Los antiguos egipcios se dieron cuenta de que curiosamente las setas brotaban de la tierra después de las tormentas y empezaron a creer que era un regalo del dios Seth, enviadas por un rayo y por tanto un tesoro que solo podía consumir el faraón. Los griegos se sumaron a la creencia del rayo y se las adjudicaron a Zeus, que lanzaba semillas de setas con sus rayos y que por tanto se convertían en hijos de un dios. Con los años, la relación de la divinidad se fue perdiendo. Se atribuye a los franceses, con su champiñón de París, el cultivo de los champiñones en el siglo XIX en las catacumbas de la ciudad, aunque 1.000 años antes, los chinos ya cultivaban shiitake, su seta más consumida. Y así llegaron las setas dominadas y controladas por los hombres, las cultivadas, un producto silvestre domesticado.
Con lo que respecta a España, Eduardo Antón, que hace más de dos décadas recorrió todo el país buscando los lugares ideales donde crecen las setas, estableció también la relación entre geografía y etnología culinaria de cada comunidad. Así, mientras el níscalo domina el Levante y las islas Baleares, en la meseta se prefiere el cardo, y para los vascos el perretxiko, una seta primaveral, es de las más codiciadas. “Las setas no son solo de otoño”, apostilla Antón. En realidad, las setas crecen en todas partes y en cualquier época del año.
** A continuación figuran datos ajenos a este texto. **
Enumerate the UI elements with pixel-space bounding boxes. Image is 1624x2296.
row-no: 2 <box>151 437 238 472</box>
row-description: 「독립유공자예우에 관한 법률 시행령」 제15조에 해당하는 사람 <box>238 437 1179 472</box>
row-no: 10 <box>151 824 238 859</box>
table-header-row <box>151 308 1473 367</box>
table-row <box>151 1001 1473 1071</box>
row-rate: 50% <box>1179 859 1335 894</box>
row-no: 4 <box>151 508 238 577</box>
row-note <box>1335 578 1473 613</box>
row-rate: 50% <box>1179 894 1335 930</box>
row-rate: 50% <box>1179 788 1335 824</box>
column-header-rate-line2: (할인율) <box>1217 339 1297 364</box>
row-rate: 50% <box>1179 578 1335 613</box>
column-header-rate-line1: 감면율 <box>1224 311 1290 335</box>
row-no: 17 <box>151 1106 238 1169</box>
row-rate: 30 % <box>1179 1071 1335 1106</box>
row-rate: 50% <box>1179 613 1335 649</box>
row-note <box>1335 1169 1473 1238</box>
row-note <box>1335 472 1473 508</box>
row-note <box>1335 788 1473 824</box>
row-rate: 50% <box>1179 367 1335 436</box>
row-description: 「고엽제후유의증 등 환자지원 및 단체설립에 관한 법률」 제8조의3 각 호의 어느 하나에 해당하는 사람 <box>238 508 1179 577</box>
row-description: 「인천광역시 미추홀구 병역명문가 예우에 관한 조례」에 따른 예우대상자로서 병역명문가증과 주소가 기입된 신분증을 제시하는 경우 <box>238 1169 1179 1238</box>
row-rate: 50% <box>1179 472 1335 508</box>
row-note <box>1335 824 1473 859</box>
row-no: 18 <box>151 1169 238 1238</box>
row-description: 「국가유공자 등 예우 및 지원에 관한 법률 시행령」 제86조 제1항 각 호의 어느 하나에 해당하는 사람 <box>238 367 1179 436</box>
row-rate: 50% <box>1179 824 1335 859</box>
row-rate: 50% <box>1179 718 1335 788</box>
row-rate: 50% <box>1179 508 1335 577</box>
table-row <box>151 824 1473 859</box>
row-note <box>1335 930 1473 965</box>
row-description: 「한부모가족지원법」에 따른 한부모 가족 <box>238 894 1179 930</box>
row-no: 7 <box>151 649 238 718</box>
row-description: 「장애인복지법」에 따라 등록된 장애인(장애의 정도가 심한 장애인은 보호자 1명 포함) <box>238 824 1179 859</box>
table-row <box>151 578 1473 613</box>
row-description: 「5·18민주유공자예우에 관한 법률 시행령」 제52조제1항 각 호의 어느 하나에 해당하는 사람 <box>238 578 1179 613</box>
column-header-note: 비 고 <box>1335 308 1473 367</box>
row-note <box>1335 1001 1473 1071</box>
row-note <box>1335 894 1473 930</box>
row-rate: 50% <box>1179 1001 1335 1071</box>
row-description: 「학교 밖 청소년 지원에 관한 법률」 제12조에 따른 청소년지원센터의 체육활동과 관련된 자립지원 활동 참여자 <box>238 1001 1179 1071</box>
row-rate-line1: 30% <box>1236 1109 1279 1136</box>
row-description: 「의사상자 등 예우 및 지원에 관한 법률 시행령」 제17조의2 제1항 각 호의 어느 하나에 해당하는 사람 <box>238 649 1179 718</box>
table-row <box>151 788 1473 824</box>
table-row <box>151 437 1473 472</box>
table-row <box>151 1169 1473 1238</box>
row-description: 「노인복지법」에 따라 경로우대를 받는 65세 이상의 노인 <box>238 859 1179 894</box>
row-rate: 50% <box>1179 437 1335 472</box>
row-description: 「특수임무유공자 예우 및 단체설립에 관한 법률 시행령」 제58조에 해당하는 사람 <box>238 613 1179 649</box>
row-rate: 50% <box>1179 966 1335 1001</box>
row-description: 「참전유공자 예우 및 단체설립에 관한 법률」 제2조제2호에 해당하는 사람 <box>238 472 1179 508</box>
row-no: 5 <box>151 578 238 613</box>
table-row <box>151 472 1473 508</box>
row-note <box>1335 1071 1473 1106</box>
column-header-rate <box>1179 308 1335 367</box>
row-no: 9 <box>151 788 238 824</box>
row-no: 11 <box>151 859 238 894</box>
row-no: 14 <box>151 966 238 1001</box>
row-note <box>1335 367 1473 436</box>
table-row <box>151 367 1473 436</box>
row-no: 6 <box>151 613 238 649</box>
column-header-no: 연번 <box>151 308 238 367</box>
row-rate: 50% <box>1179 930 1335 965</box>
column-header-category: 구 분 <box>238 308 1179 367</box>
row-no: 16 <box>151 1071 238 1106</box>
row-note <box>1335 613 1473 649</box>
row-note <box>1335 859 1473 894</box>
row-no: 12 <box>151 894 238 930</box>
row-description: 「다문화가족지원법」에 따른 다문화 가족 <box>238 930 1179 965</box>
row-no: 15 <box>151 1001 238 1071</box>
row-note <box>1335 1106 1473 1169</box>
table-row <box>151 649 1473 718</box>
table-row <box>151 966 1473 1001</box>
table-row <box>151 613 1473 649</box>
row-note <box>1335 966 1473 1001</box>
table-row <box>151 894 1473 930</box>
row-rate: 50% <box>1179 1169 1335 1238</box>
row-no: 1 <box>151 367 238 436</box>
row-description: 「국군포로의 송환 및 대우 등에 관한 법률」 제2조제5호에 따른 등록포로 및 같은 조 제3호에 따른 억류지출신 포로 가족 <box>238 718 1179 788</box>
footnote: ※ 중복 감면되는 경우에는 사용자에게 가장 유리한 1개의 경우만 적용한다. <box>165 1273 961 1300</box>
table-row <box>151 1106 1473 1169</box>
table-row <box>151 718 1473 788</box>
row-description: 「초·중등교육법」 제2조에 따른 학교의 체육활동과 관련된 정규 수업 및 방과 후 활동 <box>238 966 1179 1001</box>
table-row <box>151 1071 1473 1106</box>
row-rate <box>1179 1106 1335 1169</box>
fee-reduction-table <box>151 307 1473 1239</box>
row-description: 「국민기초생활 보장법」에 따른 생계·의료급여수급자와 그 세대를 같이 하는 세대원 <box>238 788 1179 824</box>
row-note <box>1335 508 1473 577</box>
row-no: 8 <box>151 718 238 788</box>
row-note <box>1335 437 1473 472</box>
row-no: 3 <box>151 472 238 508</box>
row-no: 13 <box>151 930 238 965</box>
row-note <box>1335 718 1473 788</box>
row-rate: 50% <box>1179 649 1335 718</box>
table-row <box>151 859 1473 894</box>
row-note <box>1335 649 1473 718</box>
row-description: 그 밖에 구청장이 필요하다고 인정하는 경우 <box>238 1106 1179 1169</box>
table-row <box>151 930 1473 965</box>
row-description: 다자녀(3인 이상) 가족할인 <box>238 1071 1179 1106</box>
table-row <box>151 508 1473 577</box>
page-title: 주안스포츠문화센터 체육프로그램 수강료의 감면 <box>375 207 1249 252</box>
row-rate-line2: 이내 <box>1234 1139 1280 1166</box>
En zonas alpinas pero también en el nivel del mar, en bosques o sobre tierra arrasada por el fuego, el lugar preferido para brotar de las colmenillas.
Con el boom de las setas, muchos restaurantes empezaron a servirlas y algunas fruterías las venden en otoño a precios de producto gourmet. “Ahora todo el mundo conoce el boletus. Y todo el mundo habla de trufa, pero venden aceite de trufa que no es trufa, que es químico”, explica Antón, y añade: “Es un producto de cocinero sibarita y la gente coge y las cocina con un huevo porque no sabe la forma adecuada de cocinarlas”.
No sabemos cómo las sirvió Agripina a Claudio, si en revuelto o en guiso o en carpacho. Lo que es indudable es que el magnicidio tampoco fue un buen negocio para ella: unos años después, Nerón ordenó el asesinato de su madre. Y todo por un puñado de setas.